I took my daughter’s ,Sophia, favorite blanket away before bed tonight because she shook her baby sister and pushed her down. It was all play for her but turned out hurting Camila and causing her to cry. Also made me really upset that she did that. I yelled at her to go to her room and picked up the baby from the floor. I calmed the baby down and I sat back down at our dinner table where I was enjoying a slice of cheesecake with my sister before it all happened. Edgardo , father of my kids/ boyfriend, was washing dishes. He said nothing. I felt as if I over reacted or was I the only one that thought what Sophia did was wrong?
I went up to check on Sophia and she was sitting on her bunk. Her birthday is right around the corner. I told her that with all the bad behavior that has been happening recently with her that I would cancel her birthday trip to Six Flags if she didn’t start behaving. I went back downstairs and still nothing from Edgardo. So I asked him if he was going to say anything and he replied “you already handled it.”
My sister was still there but getting ready to leave since it got a bit awkward. When she got up Edgardo went to the bathroom and was going to shave. So she asked me if I wanted to talk about it ? I couldn’t help but break down a little bit. I felt stupid , like a bad mom and just frustrated from having to yell at my kids everyday. I couldn’t even enjoy a slice of cheesecake without having to tell my kids not to do something. If it’s not one kid it’s another. It’s usually Camila who won’t let me eat because she wants to be in my arms all the time, but she was fine and playing on the floor and Sophia came and had to bother her.

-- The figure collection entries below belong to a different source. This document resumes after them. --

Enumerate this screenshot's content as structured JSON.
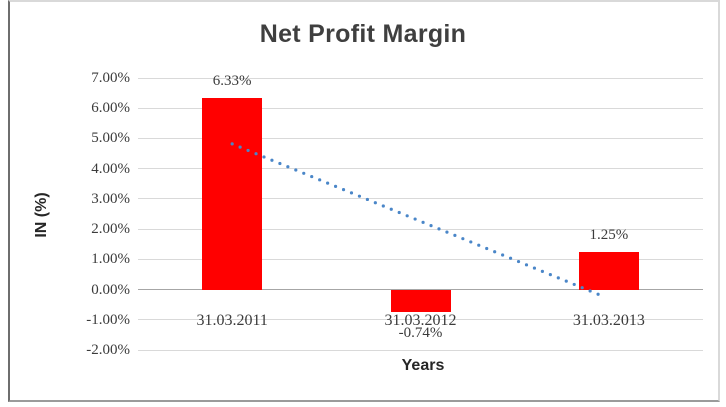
{
  "chart_data": {
    "type": "bar",
    "title": "Net Profit Margin",
    "xlabel": "Years",
    "ylabel": "IN (%)",
    "categories": [
      "31.03.2011",
      "31.03.2012",
      "31.03.2013"
    ],
    "values": [
      6.33,
      -0.74,
      1.25
    ],
    "data_labels": [
      "6.33%",
      "-0.74%",
      "1.25%"
    ],
    "ylim": [
      -2,
      7
    ],
    "ytick_step": 1,
    "ytick_labels": [
      "7.00%",
      "6.00%",
      "5.00%",
      "4.00%",
      "3.00%",
      "2.00%",
      "1.00%",
      "0.00%",
      "-1.00%",
      "-2.00%"
    ],
    "grid": true,
    "legend": false,
    "bar_color": "#FF0000",
    "gridline_color": "#D9D9D9",
    "zero_line_color": "#A6A6A6",
    "text_color": "#3B3B3B",
    "title_color": "#3F3F3F",
    "trendline": {
      "type": "linear",
      "style": "dotted",
      "color": "#4A86C8",
      "start_value": 4.82,
      "end_value": -0.26
    }
  }
}
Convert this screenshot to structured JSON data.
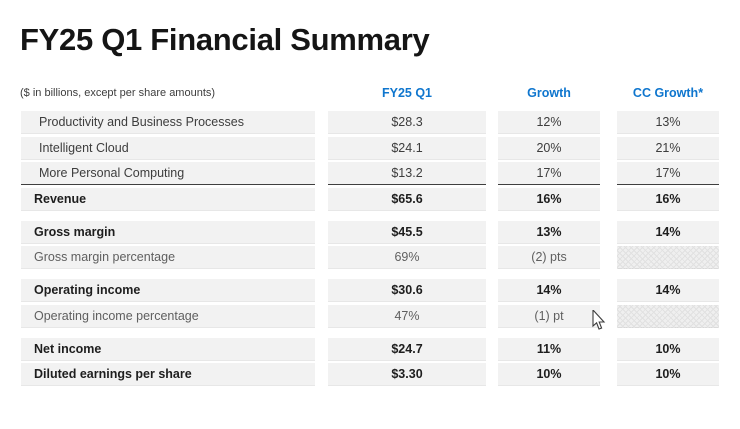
{
  "page": {
    "title": "FY25 Q1 Financial Summary",
    "subtitle": "($ in billions, except per share amounts)"
  },
  "colors": {
    "accent_blue": "#0f76ce",
    "row_band": "#f2f2f2",
    "sum_rule": "#3f3f3f"
  },
  "table": {
    "columns": [
      "FY25 Q1",
      "Growth",
      "CC Growth*"
    ],
    "sections": [
      {
        "rows": [
          {
            "label": "Productivity and Business Processes",
            "indent": true,
            "values": [
              "$28.3",
              "12%",
              "13%"
            ]
          },
          {
            "label": "Intelligent Cloud",
            "indent": true,
            "values": [
              "$24.1",
              "20%",
              "21%"
            ]
          },
          {
            "label": "More Personal Computing",
            "indent": true,
            "sumline": true,
            "values": [
              "$13.2",
              "17%",
              "17%"
            ]
          },
          {
            "label": "Revenue",
            "bold": true,
            "values": [
              "$65.6",
              "16%",
              "16%"
            ]
          }
        ]
      },
      {
        "rows": [
          {
            "label": "Gross margin",
            "bold": true,
            "values": [
              "$45.5",
              "13%",
              "14%"
            ]
          },
          {
            "label": "Gross margin percentage",
            "muted": true,
            "values": [
              "69%",
              "(2) pts",
              {
                "hatched": true
              }
            ]
          }
        ]
      },
      {
        "rows": [
          {
            "label": "Operating income",
            "bold": true,
            "values": [
              "$30.6",
              "14%",
              "14%"
            ]
          },
          {
            "label": "Operating income percentage",
            "muted": true,
            "values": [
              "47%",
              "(1) pt",
              {
                "hatched": true
              }
            ]
          }
        ]
      },
      {
        "rows": [
          {
            "label": "Net income",
            "bold": true,
            "values": [
              "$24.7",
              "11%",
              "10%"
            ]
          },
          {
            "label": "Diluted earnings per share",
            "bold": true,
            "values": [
              "$3.30",
              "10%",
              "10%"
            ]
          }
        ]
      }
    ]
  }
}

My sister left and the baby and I went up to our room. I sat her in her crib so that I could put some clothes away. Then I put her to sleep. Edgardo was in the shower while I was putting the baby to sleep , but after he was out of the shower he came to ask me why I took Sophia’s blanket away. I told him that grounding her isn’t working and isn’t teaching her a lesson, but also that I didn’t want to argue so to take the blanket and give it to her. He grabbed the blanket and then asked me if he can ask me something without me getting mad. So he asked ” why do you favor Diego and the baby ? Why are you so mean to Sophia?” I was honestly hurt by his question. I said I don’t favor anyone. He said that my sister’s notice it and he notices that I’m meaner to her. Again I said I don’t think I am.
I really don’t think I am. My daughter Sophia is definitely a more active child. She likes to do cartwheels in the living room and just do things without thinking. She has a lot of energy, more then what I can keep up with. Unfortunately, with the baby I barely have energy for myself and that makes it difficult for me to keep up with my older two.
I am hurt tonight by being accused of favouritism.
My dear Sophia, I love you as much as I love Diego and Camila. I carried all three of you in my womb and loved you guys before I even met you guys. You were my first little girl. I wanted a little girl so badly and I was blessed with you. I hope you never feel belittled by me because that is never my intention. I love you Janette Sophia !!!